SEOUL, Aug. 11 (Korea Bizwire) — South Korean oil refiners’ key profitability measure has remained stuck in negative terrain for weeks, clouding their earnings outlook, industry sources said Tuesday.
The benchmark Singapore complex gross refining margin (GRM) was estimated at minus US$0.30 per barrel for the first week of August, marking the fourth straight week of negative margins.
The profit yardstick amounted to minus $0.10 per barrel last week, compared with minus $0.30 in the fourth week of July and minus $0.50 the third week of last month.
Refining margins are linked to international oil prices. Higher crude prices mean greater margins, or the difference between the total value of petroleum products and the cost of crude and related services.
Usually, South Korean refiners turn a profit if the refining margin stays above at least $4 per barrel.
South Korean oil refineries’ margins have been hovering below the break-even point since October last year, meaning they have been losing money for 10 consecutive months.
Worsening refining margins, combined with tumbling oil demand due to the coronavirus pandemic, hit their bottom lines hard in the first half of the year.
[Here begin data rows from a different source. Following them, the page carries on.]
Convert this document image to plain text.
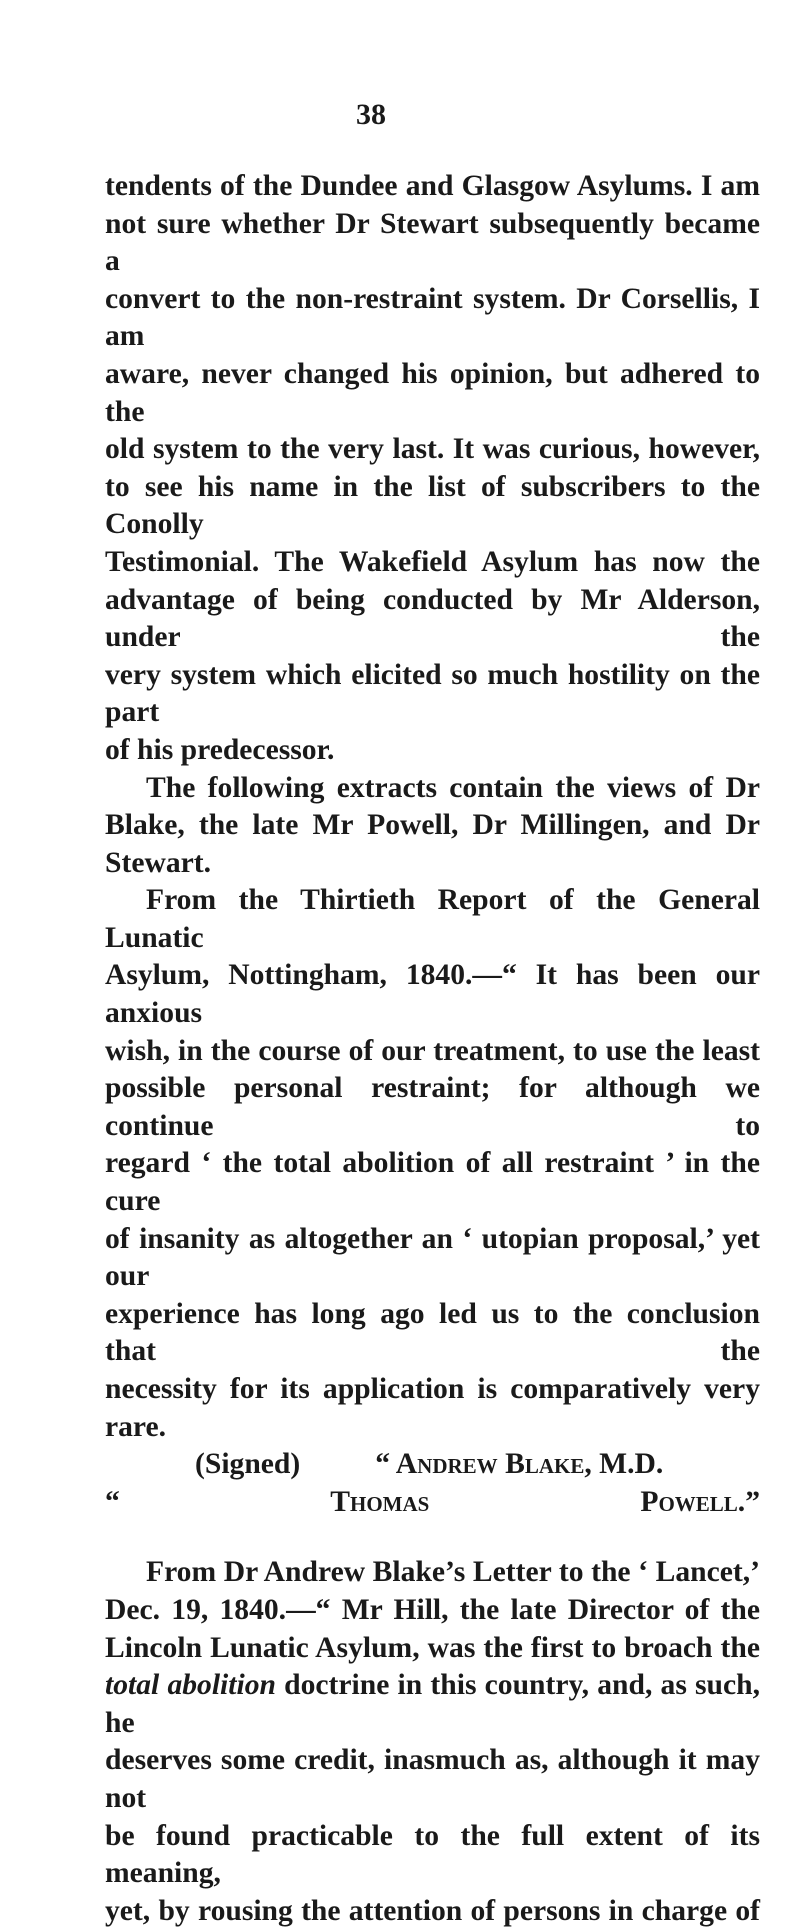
38

tendents of the Dundee and Glasgow Asylums. I am

not sure whether Dr Stewart subsequently became a

convert to the non-restraint system. Dr Corsellis, I am

aware, never changed his opinion, but adhered to the

old system to the very last. It was curious, however,

to see his name in the list of subscribers to the Conolly

Testimonial. The Wakefield Asylum has now the

advantage of being conducted by Mr Alderson, under the

very system which elicited so much hostility on the part

of his predecessor.

The following extracts contain the views of Dr

Blake, the late Mr Powell, Dr Millingen, and Dr

Stewart.

From the Thirtieth Report of the General Lunatic

Asylum, Nottingham, 1840.—“ It has been our anxious

wish, in the course of our treatment, to use the least

possible personal restraint; for although we continue to

regard ‘ the total abolition of all restraint ’ in the cure

of insanity as altogether an ‘ utopian proposal,’ yet our

experience has long ago led us to the conclusion that the

necessity for its application is comparatively very rare.

(Signed)	“ Andrew Blake, M.D.

“ Thomas Powell.”

From Dr Andrew Blake’s Letter to the ‘ Lancet,’

Dec. 19, 1840.—“ Mr Hill, the late Director of the

Lincoln Lunatic Asylum, was the first to broach the

total abolition doctrine in this country, and, as such, he

deserves some credit, inasmuch as, although it may not

be found practicable to the full extent of its meaning,

yet, by rousing the attention of persons in charge of
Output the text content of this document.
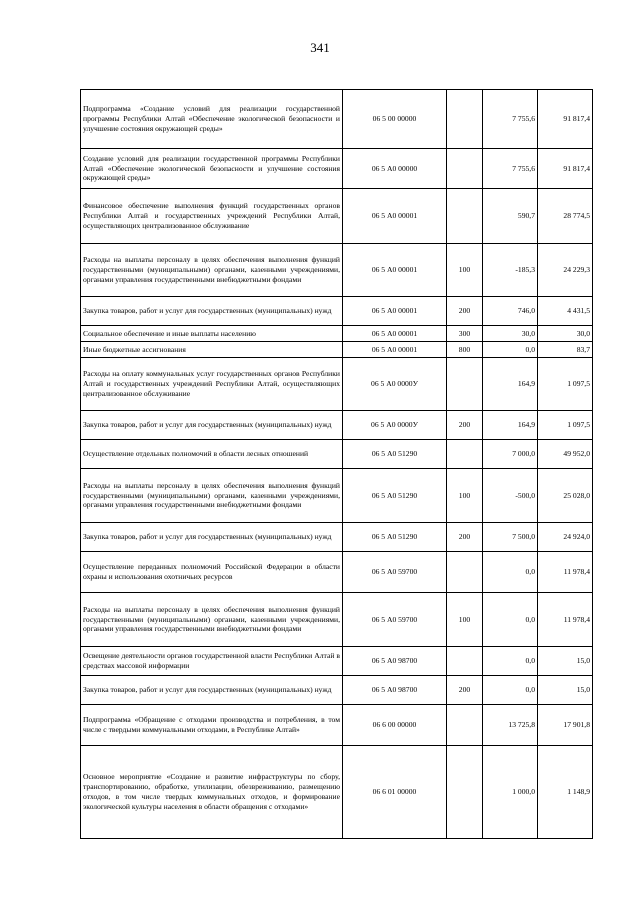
341
Подпрограмма «Создание условий для реализации государственной программы Республики Алтай «Обеспечение экологической безопасности и улучшение состояния окружающей среды»	06 5 00 00000		7 755,6	91 817,4
Создание условий для реализации государственной программы Республики Алтай «Обеспечение экологической безопасности и улучшение состояния окружающей среды»	06 5 А0 00000		7 755,6	91 817,4
Финансовое обеспечение выполнения функций государственных органов Республики Алтай и государственных учреждений Республики Алтай, осуществляющих централизованное обслуживание	06 5 А0 00001		590,7	28 774,5
Расходы на выплаты персоналу в целях обеспечения выполнения функций государственными (муниципальными) органами, казенными учреждениями, органами управления государственными внебюджетными фондами	06 5 А0 00001	100	-185,3	24 229,3
Закупка товаров, работ и услуг для государственных (муниципальных) нужд	06 5 А0 00001	200	746,0	4 431,5
Социальное обеспечение и иные выплаты населению	06 5 А0 00001	300	30,0	30,0
Иные бюджетные ассигнования	06 5 А0 00001	800	0,0	83,7
Расходы на оплату коммунальных услуг государственных органов Республики Алтай и государственных учреждений Республики Алтай, осуществляющих централизованное обслуживание	06 5 А0 0000У		164,9	1 097,5
Закупка товаров, работ и услуг для государственных (муниципальных) нужд	06 5 А0 0000У	200	164,9	1 097,5
Осуществление отдельных полномочий в области лесных отношений	06 5 А0 51290		7 000,0	49 952,0
Расходы на выплаты персоналу в целях обеспечения выполнения функций государственными (муниципальными) органами, казенными учреждениями, органами управления государственными внебюджетными фондами	06 5 А0 51290	100	-500,0	25 028,0
Закупка товаров, работ и услуг для государственных (муниципальных) нужд	06 5 А0 51290	200	7 500,0	24 924,0
Осуществление переданных полномочий Российской Федерации в области охраны и использования охотничьих ресурсов	06 5 А0 59700		0,0	11 978,4
Расходы на выплаты персоналу в целях обеспечения выполнения функций государственными (муниципальными) органами, казенными учреждениями, органами управления государственными внебюджетными фондами	06 5 А0 59700	100	0,0	11 978,4
Освещение деятельности органов государственной власти Республики Алтай в средствах массовой информации	06 5 А0 98700		0,0	15,0
Закупка товаров, работ и услуг для государственных (муниципальных) нужд	06 5 А0 98700	200	0,0	15,0
Подпрограмма «Обращение с отходами производства и потребления, в том числе с твердыми коммунальными отходами, в Республике Алтай»	06 6 00 00000		13 725,8	17 901,8
Основное мероприятие «Создание и развитие инфраструктуры по сбору, транспортированию, обработке, утилизации, обезвреживанию, размещению отходов, в том числе твердых коммунальных отходов, и формирование экологической культуры населения в области обращения с отходами»	06 6 01 00000		1 000,0	1 148,9
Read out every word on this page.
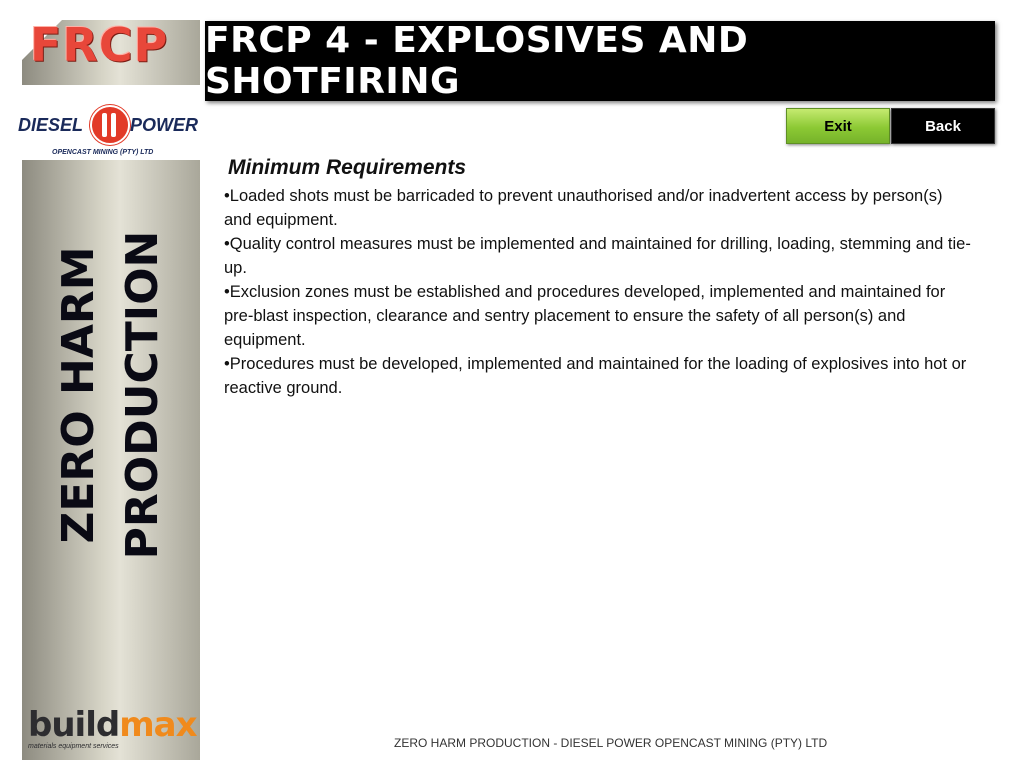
FRCP
DIESEL	POWER
OPENCAST MINING (PTY) LTD
ZERO HARM PRODUCTION
buildmax
materials equipment services
FRCP 4 - EXPLOSIVES AND SHOTFIRING
Exit	Back
Minimum Requirements

•Loaded shots must be barricaded to prevent unauthorised and/or inadvertent access by person(s) and equipment.

•Quality control measures must be implemented and maintained for drilling, loading, stemming and tie-up.

•Exclusion zones must be established and procedures developed, implemented and maintained for pre-blast inspection, clearance and sentry placement to ensure the safety of all person(s) and equipment.

•Procedures must be developed, implemented and maintained for the loading of explosives into hot or reactive ground.

ZERO HARM PRODUCTION - DIESEL POWER OPENCAST MINING (PTY) LTD
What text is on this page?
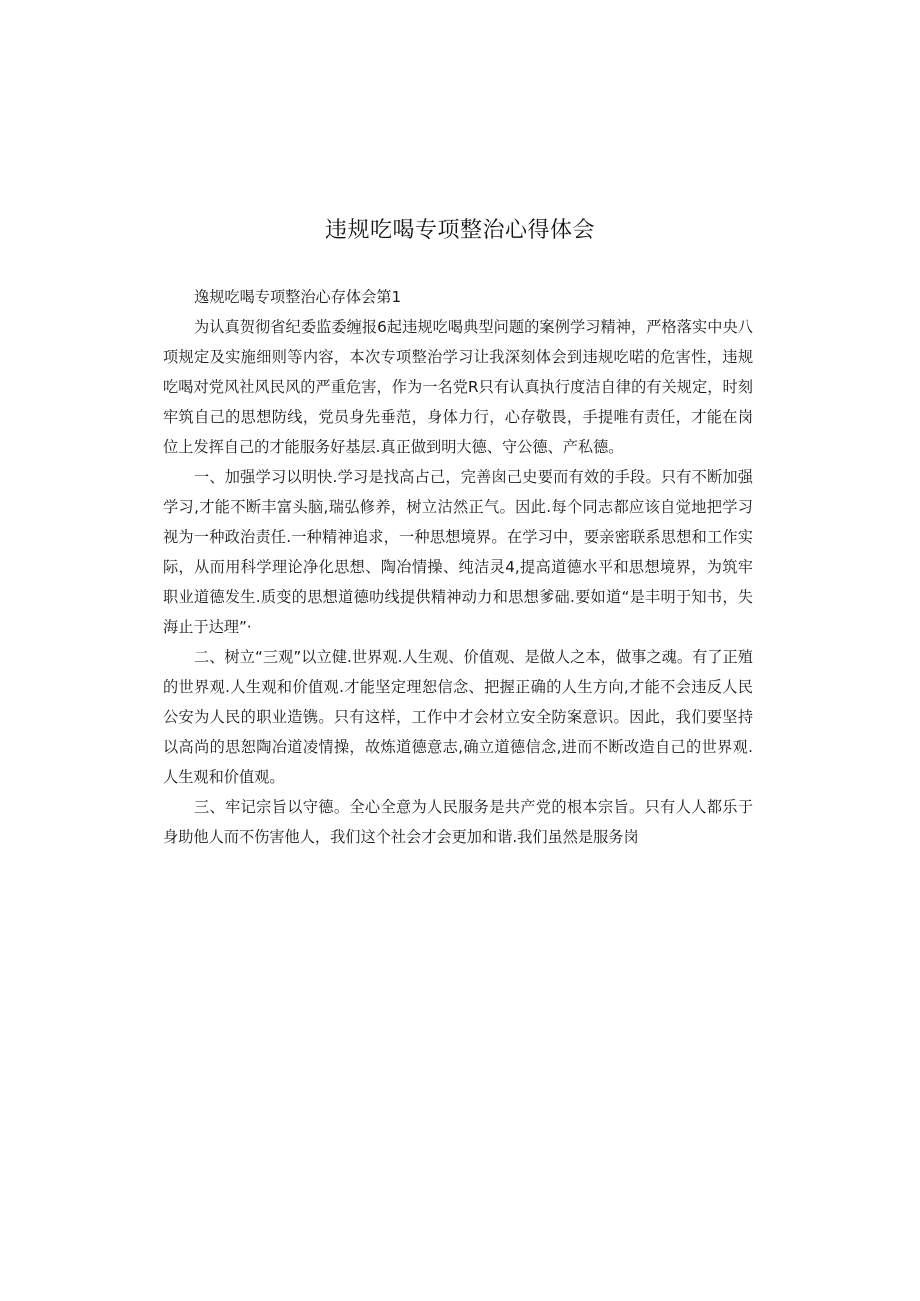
违规吃喝专项整治心得体会

逸规吃喝专项整治心存体会第1

为认真贺彻省纪委监委缠报6起违规吃喝典型问题的案例学习精神，严格落实中央八项规定及实施细则等内容，本次专项整治学习让我深刻体会到违规吃喏的危害性，违规吃喝对党风社风民风的严重危害，作为一名党R只有认真执行度洁自律的有关规定，时刻牢筑自己的思想防线，党员身先垂范，身体力行，心存敬畏，手提唯有责任，才能在岗位上发挥自己的才能服务好基层.真正做到明大德、守公德、产私德。

一、加强学习以明快.学习是找高占己，完善囱己史要而有效的手段。只有不断加强学习,才能不断丰富头脑,瑞弘修养，树立沽然正气。因此.每个同志都应该自觉地把学习视为一种政治责任.一种精神追求，一种思想境界。在学习中，要亲密联系思想和工作实际，从而用科学理论净化思想、陶冶情操、纯洁灵4,提高道德水平和思想境界，为筑牢职业道德发生.质变的思想道德叻线提供精神动力和思想爹础.要如道“是丰明于知书，失海止于达理”·

二、树立“三观”以立健.世界观.人生观、价值观、是做人之本，做事之魂。有了正殖的世界观.人生观和价值观.才能坚定理恕信念、把握正确的人生方向,才能不会违反人民公安为人民的职业造镌。只有这样，工作中才会材立安全防案意识。因此，我们要坚持以高尚的思恕陶冶道凌情操，故炼道德意志,确立道德信念,进而不断改造自己的世界观.人生观和价值观。

三、牢记宗旨以守德。全心全意为人民服务是共产党的根本宗旨。只有人人都乐于身助他人而不伤害他人，我们这个社会才会更加和谐.我们虽然是服务岗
Industry leader SK Innovation Co. and three other players posted a combined operating loss of 4.38 trillion won ($3.69 billion) in the first quarter of the year.
Their operating loss sharply narrowed to 700 billion won in the second quarter on stabilizing crude prices and easing of coronavirus lockdowns in several countries.
Yet analysts painted a gloomy picture of oil refiners’ earnings as refining margins are forecast to remain anemic in the months ahead due to the fallout from the COVID-19 outbreak.
“There is a high possibility of their earnings worsening in the third quarter as margins remain sluggish and international crude prices have stopped their upturn,” Son Ji-woo, an analyst at SK Securities, said.
For the whole of last year, the four local oil refiners chalked up a combined operating income of 3 trillion won.